To be fair to the reviewing process – the paper is attempting to *communicate* the research. The medium is language so a reviewer needs to be able to access the research.
The solution we (as thesis supervisors) came up with was to have one supervisor review the work (paper chapter etc) for language ONLY, then the other then reviews for content once the language is sorted. BUT this takes an enormous amount of work on the part of the supervisors, and is an iterative process.
And, as an thesis examiner, I have many examples of the research being hard to access because of bad editing on the part of the supervisors.
As a reviewer, much work is submitted with little/not enough language editing…
Yes, it is not an easy problem to solve. The point of the linked article is especially the prejudice that makes people look for English mistakes and then attack the authors based on some minor issues. As we also said on the show, the article specifically mentions that they had a good manuscript that one of the reviewers attacked only for language and the other didn’t even mention the language and corrected the science and suggested for publishing.
But other than that: yes, language can be a barrier for review, and it might make sense to point that out.
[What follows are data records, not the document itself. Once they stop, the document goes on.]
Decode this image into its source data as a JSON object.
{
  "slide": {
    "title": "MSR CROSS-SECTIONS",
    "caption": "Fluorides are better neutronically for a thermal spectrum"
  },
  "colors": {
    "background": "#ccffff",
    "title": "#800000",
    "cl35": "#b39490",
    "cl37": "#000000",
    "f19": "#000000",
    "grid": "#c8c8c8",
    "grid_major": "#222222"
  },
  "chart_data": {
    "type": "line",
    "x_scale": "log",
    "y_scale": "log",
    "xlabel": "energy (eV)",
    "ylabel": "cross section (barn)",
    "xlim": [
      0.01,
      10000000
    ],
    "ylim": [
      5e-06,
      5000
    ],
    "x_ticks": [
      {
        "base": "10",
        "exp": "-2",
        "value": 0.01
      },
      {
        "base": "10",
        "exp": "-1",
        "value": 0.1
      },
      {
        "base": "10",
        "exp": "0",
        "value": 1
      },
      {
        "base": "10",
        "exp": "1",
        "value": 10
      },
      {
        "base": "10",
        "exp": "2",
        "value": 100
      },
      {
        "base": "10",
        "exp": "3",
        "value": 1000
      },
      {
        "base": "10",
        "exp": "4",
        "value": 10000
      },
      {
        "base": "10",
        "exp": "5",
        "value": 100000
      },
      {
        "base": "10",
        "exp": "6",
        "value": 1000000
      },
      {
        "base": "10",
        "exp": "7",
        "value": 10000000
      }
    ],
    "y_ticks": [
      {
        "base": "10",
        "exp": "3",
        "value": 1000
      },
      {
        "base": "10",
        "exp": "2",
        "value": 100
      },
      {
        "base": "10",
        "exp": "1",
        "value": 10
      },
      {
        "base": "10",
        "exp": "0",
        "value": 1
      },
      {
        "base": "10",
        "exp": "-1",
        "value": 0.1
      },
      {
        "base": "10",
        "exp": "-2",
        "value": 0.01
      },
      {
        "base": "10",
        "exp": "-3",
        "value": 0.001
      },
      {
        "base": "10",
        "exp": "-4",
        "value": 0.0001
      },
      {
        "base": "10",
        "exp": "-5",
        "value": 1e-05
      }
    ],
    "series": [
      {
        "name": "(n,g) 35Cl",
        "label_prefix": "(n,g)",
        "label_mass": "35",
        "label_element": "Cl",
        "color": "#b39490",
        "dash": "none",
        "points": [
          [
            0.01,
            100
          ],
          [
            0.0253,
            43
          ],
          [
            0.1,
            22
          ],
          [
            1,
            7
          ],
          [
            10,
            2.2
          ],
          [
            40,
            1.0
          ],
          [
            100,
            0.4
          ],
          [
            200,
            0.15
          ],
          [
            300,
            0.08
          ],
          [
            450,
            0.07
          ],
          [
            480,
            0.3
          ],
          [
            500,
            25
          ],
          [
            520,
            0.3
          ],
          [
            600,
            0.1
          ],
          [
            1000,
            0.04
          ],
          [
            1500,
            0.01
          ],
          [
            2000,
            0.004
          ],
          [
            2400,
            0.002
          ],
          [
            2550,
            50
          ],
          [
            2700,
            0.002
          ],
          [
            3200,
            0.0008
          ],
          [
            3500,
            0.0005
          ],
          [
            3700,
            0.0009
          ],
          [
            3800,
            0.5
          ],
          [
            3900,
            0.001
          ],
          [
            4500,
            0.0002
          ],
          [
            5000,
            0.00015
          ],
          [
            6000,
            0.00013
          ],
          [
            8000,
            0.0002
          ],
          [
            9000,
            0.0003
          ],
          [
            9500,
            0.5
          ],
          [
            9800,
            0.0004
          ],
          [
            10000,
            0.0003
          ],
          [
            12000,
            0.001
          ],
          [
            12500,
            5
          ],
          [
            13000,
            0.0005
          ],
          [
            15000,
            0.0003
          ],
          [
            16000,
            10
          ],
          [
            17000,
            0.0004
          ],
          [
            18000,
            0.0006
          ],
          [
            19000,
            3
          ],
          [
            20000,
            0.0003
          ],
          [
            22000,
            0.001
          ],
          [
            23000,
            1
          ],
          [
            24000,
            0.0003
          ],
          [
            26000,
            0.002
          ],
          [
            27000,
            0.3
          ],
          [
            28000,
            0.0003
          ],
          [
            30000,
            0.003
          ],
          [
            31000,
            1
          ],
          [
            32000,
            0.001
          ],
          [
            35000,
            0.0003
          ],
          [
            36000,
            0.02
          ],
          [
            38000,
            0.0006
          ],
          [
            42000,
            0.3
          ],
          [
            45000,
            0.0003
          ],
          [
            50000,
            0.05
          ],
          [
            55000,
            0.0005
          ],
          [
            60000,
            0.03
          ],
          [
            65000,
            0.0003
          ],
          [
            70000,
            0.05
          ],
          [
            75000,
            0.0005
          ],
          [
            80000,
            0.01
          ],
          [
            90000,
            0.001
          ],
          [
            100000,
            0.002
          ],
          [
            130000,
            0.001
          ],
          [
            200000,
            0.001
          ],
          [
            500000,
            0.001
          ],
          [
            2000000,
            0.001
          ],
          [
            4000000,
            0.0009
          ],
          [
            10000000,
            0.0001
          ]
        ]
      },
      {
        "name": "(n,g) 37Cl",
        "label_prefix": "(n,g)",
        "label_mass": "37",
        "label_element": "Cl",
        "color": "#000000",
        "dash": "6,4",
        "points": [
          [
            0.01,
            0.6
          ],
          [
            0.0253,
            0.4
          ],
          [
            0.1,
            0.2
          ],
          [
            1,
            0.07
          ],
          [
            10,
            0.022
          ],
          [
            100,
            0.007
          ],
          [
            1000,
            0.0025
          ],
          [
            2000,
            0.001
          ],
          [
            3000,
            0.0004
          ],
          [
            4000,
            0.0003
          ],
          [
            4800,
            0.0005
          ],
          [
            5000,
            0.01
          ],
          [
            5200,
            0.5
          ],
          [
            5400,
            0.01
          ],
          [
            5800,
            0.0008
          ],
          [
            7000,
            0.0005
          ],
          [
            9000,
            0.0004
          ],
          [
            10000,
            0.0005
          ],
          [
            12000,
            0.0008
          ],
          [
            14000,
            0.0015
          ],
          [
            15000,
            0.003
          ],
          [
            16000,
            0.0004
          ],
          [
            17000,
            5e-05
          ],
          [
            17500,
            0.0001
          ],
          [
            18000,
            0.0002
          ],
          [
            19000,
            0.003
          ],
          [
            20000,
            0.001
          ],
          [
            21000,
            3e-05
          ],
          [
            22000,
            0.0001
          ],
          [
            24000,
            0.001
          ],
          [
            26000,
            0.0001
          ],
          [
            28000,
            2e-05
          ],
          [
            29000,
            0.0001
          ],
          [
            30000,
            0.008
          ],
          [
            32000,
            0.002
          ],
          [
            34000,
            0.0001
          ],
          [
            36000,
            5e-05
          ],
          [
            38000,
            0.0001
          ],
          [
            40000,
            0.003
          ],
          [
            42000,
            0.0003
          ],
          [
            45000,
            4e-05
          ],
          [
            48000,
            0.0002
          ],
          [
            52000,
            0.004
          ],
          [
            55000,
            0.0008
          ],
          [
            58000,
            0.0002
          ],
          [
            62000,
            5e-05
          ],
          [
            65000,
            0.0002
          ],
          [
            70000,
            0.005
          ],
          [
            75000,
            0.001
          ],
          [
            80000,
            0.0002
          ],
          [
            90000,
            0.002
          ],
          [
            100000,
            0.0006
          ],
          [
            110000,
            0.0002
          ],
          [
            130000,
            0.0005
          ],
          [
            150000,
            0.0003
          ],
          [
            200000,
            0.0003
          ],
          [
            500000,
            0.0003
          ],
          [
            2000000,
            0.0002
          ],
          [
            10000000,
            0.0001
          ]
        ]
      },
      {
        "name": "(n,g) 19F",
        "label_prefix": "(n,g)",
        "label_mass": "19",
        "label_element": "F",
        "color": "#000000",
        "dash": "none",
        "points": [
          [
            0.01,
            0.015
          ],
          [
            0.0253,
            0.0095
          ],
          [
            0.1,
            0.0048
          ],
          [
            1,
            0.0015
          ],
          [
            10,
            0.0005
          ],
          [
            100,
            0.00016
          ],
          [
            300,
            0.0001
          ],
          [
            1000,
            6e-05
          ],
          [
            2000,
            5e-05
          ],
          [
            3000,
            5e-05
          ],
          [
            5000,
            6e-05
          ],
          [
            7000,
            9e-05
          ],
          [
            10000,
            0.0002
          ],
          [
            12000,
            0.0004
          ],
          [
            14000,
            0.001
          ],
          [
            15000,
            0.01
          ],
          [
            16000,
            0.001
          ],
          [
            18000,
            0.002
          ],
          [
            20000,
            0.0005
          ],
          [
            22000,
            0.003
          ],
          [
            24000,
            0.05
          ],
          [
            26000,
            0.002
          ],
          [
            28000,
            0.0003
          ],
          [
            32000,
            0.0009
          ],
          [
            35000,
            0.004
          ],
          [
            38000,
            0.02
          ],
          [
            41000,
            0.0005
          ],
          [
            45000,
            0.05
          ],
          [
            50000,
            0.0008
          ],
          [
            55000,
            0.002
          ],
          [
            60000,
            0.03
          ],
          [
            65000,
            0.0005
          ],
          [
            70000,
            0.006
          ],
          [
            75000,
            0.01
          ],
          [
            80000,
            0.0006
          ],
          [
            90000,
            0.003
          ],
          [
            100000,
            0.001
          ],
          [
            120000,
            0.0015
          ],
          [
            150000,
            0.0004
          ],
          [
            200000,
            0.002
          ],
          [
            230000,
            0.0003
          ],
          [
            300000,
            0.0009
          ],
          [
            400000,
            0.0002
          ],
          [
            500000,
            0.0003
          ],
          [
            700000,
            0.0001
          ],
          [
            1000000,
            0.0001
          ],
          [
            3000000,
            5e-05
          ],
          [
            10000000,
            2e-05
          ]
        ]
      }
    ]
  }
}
At the same time, this reinforces the gate keeping that’s already happening way too often. I see it the other way round, in Germany, when in some contexts German language is required for some documentation, presentation or abstract and if the language is not perfect, some German scientists will simply ignore all the science behind it – and that’s highly problematic. So while we need to figure out ways to allow for understandable language in scientific work, we also need to make sure that the system is not discriminating against non-professional English speakers. It is not easy to do.